Since TRAIL is physiologically secreted as a membrane protein inserted in exosomes, artificial liposomes with a lipid composition resembling natural exosomes and containing surface-tethered TRAIL have been evaluated in preclinical studies as antitumor agents. Enhanced antitumor activity of this membrane-bound form of TRAIL compared to the soluble form has been demonstrated both in vitro and in vivo against hematological malignancies as well as solid tumors [134,135,136,137,138,139,140,141]. This liposomal formulation with TRAIL anchored to liposome surface induces improved DR5 clustering and enhanced DISC recruitment in comparison to sTRAIL and consequently, a stronger apoptotic signal [135,137]. This superior DR5 clustering and enhanced DISC recruitment is achieved because TRAIL forms high-order TRAIL oligomers on lipid nanoparticle surface [138].

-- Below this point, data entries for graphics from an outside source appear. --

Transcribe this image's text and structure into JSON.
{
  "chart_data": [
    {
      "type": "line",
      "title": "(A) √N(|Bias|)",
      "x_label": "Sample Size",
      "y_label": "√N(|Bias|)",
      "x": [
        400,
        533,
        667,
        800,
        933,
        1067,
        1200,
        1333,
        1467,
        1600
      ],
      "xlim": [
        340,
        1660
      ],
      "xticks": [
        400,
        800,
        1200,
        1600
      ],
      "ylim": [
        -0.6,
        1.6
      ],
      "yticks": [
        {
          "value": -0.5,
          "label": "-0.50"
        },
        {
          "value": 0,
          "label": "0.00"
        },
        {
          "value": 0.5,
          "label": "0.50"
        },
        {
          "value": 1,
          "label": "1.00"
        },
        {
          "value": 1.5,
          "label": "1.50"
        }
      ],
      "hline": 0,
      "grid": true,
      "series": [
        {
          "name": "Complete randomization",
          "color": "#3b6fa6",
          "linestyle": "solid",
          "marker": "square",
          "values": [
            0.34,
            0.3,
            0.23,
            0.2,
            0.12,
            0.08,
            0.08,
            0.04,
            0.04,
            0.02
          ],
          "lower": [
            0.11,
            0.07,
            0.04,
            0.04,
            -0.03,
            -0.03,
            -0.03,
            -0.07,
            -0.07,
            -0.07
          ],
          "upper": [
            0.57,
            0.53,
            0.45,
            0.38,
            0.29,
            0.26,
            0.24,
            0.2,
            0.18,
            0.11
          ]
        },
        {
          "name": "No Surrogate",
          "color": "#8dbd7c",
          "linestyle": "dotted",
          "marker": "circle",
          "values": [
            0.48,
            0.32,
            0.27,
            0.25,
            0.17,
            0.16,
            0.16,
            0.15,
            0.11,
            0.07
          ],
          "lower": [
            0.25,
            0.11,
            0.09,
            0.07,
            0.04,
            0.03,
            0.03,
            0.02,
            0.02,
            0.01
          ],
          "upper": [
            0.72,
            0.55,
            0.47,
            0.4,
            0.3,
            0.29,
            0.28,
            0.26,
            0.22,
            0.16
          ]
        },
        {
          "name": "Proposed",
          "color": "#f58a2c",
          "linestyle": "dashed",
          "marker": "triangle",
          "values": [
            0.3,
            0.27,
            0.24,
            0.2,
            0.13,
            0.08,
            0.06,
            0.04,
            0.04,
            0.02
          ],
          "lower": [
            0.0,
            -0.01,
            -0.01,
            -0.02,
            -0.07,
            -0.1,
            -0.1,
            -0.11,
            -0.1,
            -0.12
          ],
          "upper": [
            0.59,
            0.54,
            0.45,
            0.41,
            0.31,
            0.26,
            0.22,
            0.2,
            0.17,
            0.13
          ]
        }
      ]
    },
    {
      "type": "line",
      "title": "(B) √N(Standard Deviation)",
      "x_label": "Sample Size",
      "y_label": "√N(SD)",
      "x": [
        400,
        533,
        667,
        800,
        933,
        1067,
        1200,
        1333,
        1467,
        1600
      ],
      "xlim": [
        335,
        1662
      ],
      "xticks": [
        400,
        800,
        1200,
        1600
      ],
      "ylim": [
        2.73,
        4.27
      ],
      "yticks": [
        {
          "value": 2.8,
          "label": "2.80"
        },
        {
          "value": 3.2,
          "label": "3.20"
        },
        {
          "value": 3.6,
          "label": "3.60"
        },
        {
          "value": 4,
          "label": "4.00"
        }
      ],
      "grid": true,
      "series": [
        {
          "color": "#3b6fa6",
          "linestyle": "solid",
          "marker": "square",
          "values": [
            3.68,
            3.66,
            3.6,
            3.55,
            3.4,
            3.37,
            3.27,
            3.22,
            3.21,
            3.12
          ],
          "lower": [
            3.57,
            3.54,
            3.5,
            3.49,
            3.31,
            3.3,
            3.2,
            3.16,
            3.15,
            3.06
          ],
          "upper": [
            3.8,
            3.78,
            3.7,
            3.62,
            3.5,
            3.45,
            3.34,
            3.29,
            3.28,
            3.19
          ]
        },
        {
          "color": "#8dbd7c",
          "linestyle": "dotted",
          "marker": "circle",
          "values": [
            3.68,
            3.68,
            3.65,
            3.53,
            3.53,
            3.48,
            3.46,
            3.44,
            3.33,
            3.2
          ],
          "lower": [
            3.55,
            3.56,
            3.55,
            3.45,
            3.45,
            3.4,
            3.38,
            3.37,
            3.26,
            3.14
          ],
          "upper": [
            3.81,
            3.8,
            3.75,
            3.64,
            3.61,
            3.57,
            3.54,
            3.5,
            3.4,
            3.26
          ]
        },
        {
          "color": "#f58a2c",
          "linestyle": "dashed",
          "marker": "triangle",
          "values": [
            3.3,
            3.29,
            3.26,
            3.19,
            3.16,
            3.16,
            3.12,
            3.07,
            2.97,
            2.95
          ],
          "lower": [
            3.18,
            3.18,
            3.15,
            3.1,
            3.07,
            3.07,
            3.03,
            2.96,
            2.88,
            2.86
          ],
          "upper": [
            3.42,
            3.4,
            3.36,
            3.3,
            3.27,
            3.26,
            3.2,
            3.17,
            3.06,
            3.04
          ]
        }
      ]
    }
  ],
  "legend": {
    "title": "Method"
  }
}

Finally, TRAIL-based nano-vectors have also been designed in order to improve their ability to promote receptor oligomerization [142]. Nanovectorization of TRAIL using single-walled carbon nanotubes mimics membrane-bound TRAIL and significantly increases its anti-tumor activity in vitro, owing to their ability to increase caspase-8 activation.

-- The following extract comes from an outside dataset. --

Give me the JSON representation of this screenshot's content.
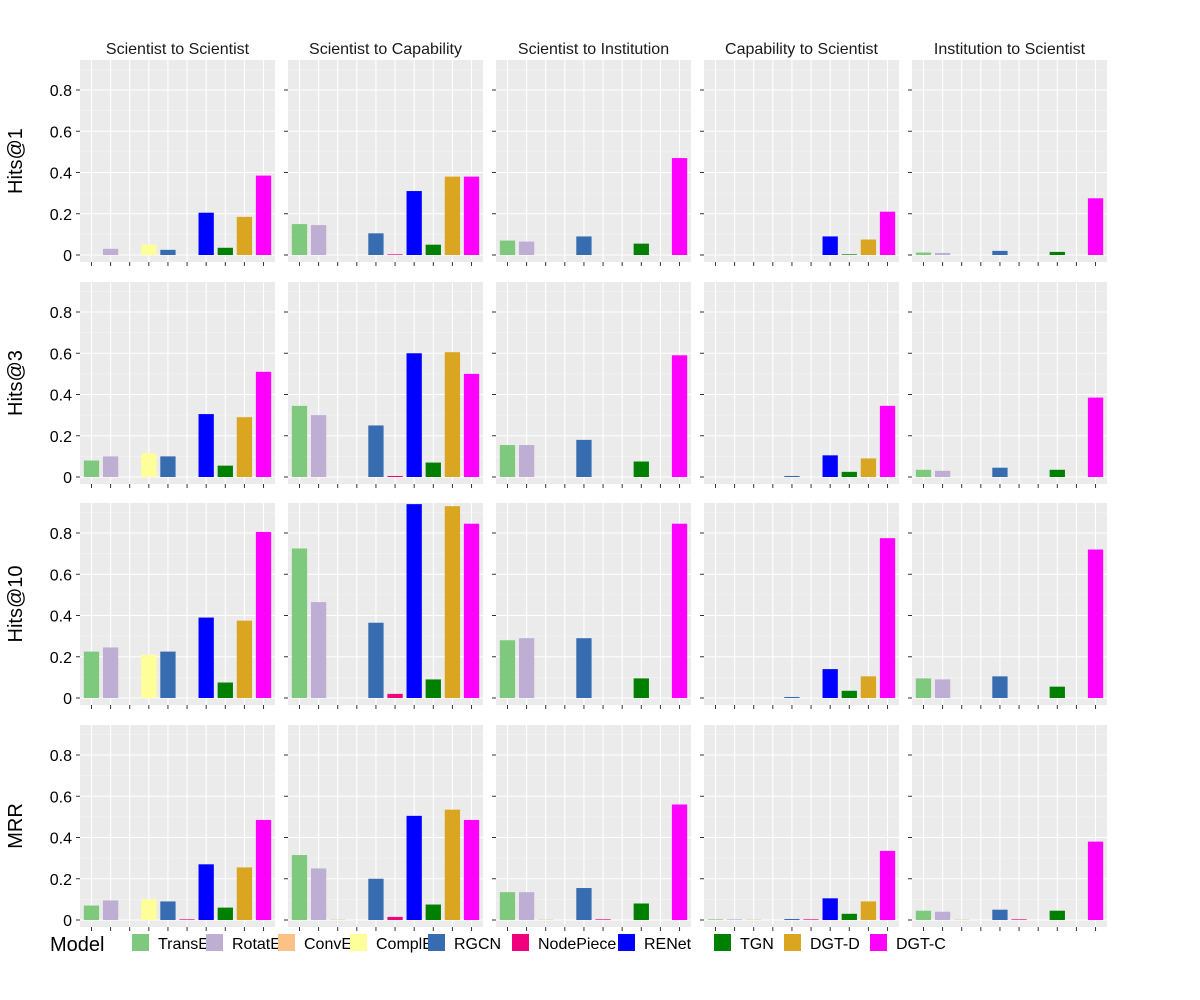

In conclusion, although soluble TNF ligands, including TRAIL, can interact with their cognate receptors, they poorly activate signaling by these receptors. Therefore, death receptors must at least trimerize in order to trigger the formation of the intracellular complexes necessary to induce the apoptosis. An increased number of evidences suggest that besides the initial formation of trimeric ligand receptor complexes it is necessary a subsequent secondary multimerization into supramolecular clusters. These two sequential steps in death receptor activation, ligand binding, and secondary aggregation of receptor ligand complexes, depend on a several factors from various kinds such as lipid raft localization, receptor auto-aggregation, receptor-associated adapter proteins, post-translational modifications and the affinity and avidity of the ligand for the receptor. Among these factors, it seems crucial the manner in which the ligand is presented to the receptor, either as a transmembrane protein or a soluble protein, as well as in the form of trimers or as high-order aggregates. In this regard, the physiological way of TRAIL secretion, as a transmembrane protein inserted in microvesicles, points to the strategy to reach a proper death receptor clustering allowing the formation of high-order oligomers and the subsequent induction of a strong apoptotic signal. Therefore, the use of membrane-bound or immobilized forms of TRAIL that mimic the transmembrane ligand is key to design biological drugs for cancer therapy in order to achieve optimal apoptotic signaling to efficiently kill cancer cells. Consequently, further studies to deeply understand the molecular anatomy of the interaction of TRAIL with its receptors are necessary to improve TRAIL-based therapies for cancer treatment.